I am comfortable in this world, but for many people reading this post, Western medicine might still be best for you.
Ultimately, you are in charge of your own body, and who you trust to help you heal it.
When I wrote my first article on fibromyalgia, I included what Louise Hay had to say about this debilitating chronic pain condition. It’s not in the main list of patterns but so many people had written to her about it that she later added a notation.
“Fibromyalgia is fear showing up as extreme tension due to stress.”
What is on the list, however, is Epstein-Barr Virus. And I believe, as others do, that there is a definite link between EBV and fibromyalgia.
Louise Hay on Epstein-Barr Virus:
“Pushing beyond one’s limits. Fear of not being good enough. Draining all inner support. Stress virus.”
I know this to be true not only from my own experience with fibromyalgia but every single person I’ve worked with.
You may think this is all hogwash.
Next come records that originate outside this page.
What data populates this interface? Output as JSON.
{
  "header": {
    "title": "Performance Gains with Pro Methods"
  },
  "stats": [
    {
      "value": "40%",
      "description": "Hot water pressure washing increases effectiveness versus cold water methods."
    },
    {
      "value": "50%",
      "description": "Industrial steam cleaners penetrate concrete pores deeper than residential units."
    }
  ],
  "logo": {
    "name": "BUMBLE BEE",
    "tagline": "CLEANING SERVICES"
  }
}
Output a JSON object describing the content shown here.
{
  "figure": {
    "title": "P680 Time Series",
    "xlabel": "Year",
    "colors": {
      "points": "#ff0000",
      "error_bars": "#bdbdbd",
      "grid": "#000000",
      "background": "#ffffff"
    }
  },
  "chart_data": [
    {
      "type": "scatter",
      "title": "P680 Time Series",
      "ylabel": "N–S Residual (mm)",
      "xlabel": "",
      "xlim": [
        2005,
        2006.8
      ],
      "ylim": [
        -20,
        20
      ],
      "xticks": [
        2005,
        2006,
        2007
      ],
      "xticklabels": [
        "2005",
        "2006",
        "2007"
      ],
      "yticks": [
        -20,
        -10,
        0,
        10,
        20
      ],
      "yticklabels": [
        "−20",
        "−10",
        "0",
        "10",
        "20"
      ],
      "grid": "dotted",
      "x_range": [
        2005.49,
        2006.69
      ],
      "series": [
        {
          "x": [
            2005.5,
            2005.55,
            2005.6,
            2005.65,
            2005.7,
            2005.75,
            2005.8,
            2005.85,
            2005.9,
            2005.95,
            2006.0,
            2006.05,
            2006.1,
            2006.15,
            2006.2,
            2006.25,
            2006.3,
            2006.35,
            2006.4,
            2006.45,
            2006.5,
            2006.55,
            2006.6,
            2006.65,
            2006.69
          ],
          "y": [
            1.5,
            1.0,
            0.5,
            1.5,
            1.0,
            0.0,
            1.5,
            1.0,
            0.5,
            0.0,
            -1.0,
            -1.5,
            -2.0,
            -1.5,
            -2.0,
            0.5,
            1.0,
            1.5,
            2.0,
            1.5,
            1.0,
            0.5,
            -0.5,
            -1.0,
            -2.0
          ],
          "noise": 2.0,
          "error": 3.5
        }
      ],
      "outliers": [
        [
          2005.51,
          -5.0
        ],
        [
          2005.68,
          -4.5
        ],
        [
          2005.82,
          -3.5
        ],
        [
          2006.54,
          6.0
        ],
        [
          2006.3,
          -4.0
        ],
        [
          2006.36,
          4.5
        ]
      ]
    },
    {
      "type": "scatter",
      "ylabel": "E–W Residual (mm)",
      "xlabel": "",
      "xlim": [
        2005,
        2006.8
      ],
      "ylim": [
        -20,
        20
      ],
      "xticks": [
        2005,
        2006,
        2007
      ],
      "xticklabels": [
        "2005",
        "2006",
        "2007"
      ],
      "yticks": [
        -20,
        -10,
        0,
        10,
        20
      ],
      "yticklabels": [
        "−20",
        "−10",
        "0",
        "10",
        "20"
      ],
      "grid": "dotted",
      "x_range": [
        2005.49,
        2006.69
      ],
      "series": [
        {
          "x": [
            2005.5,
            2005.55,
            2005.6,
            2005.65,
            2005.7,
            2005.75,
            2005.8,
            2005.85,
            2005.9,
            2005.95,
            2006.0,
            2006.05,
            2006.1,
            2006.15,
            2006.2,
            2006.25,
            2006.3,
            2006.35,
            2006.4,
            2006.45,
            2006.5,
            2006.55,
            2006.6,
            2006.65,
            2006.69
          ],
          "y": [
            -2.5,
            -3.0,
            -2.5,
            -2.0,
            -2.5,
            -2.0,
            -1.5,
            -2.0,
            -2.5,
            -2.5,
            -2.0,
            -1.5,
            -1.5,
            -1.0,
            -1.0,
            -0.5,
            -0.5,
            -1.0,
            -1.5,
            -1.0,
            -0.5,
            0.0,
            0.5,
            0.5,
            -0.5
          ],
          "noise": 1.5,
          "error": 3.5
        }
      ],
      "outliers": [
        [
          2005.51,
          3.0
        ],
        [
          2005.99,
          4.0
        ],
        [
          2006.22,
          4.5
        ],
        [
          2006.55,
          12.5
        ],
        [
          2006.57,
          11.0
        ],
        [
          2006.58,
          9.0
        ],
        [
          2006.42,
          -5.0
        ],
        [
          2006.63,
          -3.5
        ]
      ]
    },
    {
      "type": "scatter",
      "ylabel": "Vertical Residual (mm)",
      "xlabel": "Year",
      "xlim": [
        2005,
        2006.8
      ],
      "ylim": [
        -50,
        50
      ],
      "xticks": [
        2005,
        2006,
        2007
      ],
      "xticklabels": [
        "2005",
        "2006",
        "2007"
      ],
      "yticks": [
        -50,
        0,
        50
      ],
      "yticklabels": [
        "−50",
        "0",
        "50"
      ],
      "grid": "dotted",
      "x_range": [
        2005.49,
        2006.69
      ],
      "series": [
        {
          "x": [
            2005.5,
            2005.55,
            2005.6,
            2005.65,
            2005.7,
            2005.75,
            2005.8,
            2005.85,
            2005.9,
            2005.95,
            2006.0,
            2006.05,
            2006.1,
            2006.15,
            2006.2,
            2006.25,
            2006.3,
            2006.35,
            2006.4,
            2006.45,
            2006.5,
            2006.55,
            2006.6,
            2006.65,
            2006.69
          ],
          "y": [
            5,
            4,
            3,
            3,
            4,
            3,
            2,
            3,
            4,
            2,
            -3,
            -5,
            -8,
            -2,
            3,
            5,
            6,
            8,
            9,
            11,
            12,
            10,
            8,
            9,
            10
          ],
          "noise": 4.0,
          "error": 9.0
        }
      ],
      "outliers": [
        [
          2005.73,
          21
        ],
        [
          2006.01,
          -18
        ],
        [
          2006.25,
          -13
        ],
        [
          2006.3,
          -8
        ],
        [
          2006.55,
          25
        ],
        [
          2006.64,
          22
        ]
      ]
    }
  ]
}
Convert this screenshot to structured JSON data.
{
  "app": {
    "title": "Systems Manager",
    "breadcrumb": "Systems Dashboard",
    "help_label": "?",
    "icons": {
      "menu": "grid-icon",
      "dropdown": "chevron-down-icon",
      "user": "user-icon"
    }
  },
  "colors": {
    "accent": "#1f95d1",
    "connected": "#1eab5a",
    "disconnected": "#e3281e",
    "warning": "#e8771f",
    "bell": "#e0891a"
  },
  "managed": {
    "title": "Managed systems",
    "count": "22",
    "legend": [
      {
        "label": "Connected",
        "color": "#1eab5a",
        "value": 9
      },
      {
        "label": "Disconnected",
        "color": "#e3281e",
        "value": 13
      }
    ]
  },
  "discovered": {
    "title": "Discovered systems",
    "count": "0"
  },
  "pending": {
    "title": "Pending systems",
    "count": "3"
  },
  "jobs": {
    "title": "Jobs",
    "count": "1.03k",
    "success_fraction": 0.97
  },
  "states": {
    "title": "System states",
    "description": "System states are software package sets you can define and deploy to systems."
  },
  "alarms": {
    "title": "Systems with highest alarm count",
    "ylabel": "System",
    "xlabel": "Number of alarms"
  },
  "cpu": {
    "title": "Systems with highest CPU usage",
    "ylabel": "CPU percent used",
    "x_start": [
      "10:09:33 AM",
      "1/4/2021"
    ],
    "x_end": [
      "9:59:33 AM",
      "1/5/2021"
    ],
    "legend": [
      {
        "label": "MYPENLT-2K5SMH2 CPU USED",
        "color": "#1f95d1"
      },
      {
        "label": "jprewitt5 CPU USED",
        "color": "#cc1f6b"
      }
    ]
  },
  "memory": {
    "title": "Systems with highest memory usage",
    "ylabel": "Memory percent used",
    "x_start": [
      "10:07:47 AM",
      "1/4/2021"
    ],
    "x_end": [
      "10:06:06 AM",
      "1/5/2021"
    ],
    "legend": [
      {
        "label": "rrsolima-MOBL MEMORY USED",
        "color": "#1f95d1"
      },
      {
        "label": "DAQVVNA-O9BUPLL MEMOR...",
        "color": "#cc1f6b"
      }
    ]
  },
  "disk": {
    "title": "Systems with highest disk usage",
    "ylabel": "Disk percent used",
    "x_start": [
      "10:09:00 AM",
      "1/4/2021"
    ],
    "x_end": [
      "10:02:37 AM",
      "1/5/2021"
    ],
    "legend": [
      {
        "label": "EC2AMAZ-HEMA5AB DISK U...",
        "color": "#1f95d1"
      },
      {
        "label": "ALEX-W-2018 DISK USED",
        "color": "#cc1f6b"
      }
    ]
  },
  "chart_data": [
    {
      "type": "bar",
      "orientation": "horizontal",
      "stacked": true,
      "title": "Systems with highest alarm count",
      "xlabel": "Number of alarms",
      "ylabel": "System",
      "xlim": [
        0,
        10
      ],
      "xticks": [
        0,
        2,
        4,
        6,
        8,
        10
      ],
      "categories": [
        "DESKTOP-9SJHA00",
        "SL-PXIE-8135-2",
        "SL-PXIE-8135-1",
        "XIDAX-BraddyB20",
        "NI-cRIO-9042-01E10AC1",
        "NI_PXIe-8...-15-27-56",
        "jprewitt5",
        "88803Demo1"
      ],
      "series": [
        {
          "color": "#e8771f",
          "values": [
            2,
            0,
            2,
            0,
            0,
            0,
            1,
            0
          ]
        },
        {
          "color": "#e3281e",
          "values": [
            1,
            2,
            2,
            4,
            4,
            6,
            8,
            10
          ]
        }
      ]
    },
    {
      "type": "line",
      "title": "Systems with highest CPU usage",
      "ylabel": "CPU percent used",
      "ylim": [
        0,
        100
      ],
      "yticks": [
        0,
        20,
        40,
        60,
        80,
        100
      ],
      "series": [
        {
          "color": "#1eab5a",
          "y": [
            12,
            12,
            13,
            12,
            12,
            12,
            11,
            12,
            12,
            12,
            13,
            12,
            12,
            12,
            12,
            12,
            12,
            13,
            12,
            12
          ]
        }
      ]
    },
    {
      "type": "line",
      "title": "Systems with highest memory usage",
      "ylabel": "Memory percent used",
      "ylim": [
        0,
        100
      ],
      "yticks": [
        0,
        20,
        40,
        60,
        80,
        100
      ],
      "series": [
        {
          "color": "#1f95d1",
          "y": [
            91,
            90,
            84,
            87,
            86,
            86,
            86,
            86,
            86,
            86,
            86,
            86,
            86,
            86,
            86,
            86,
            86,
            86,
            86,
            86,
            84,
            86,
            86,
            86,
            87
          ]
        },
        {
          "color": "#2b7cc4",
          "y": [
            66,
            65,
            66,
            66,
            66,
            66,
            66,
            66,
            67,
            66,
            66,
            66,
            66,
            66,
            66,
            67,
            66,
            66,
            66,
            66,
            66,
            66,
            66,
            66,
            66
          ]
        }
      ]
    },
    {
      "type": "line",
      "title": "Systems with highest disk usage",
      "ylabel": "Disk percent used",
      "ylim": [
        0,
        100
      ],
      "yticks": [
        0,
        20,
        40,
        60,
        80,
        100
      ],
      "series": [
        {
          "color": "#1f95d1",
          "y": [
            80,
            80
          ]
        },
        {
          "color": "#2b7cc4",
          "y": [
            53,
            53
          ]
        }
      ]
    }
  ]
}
But I believe in my very being that it’s true.
I’ve said this before and I’ll say it again –
My body has been my greatest teacher in this lifetime.
What has changed is my awareness. Now, when something physical happens, I ask myself the hard questions. And fortunately, I have wise friends to remind me.
It can be the difference between an acute condition (three days of sciatica pain) or years of chronic pain like fibromyalgia.
Louise’s list covers everything from bad breath to cancer. It’s absolutely fascinating.
And yes, the queen of affirmations offers wise words to create new thought patterns for every condition under the sun.
For Epstein-Barr Virus:
“I relax and recognize my self-worth. I am good enough. Life is easy and joyful.”
And for Sciatica (my new mantra):
“I move into my greater good. My good is everywhere, and I am secure and safe.”
We are humans and we fall in and out of habits, both good and bad.
But this was a wake-up call for me. I think I paid attention and got the message. Made the connection between my body and my mind.
I write these articles for myself as much as for you.
To remind me to put into practice what I’ve learned all these years.
I sincerely hope this will resonate and help you to look deeper for your own answers, especially if you’re suffering from a chronic condition.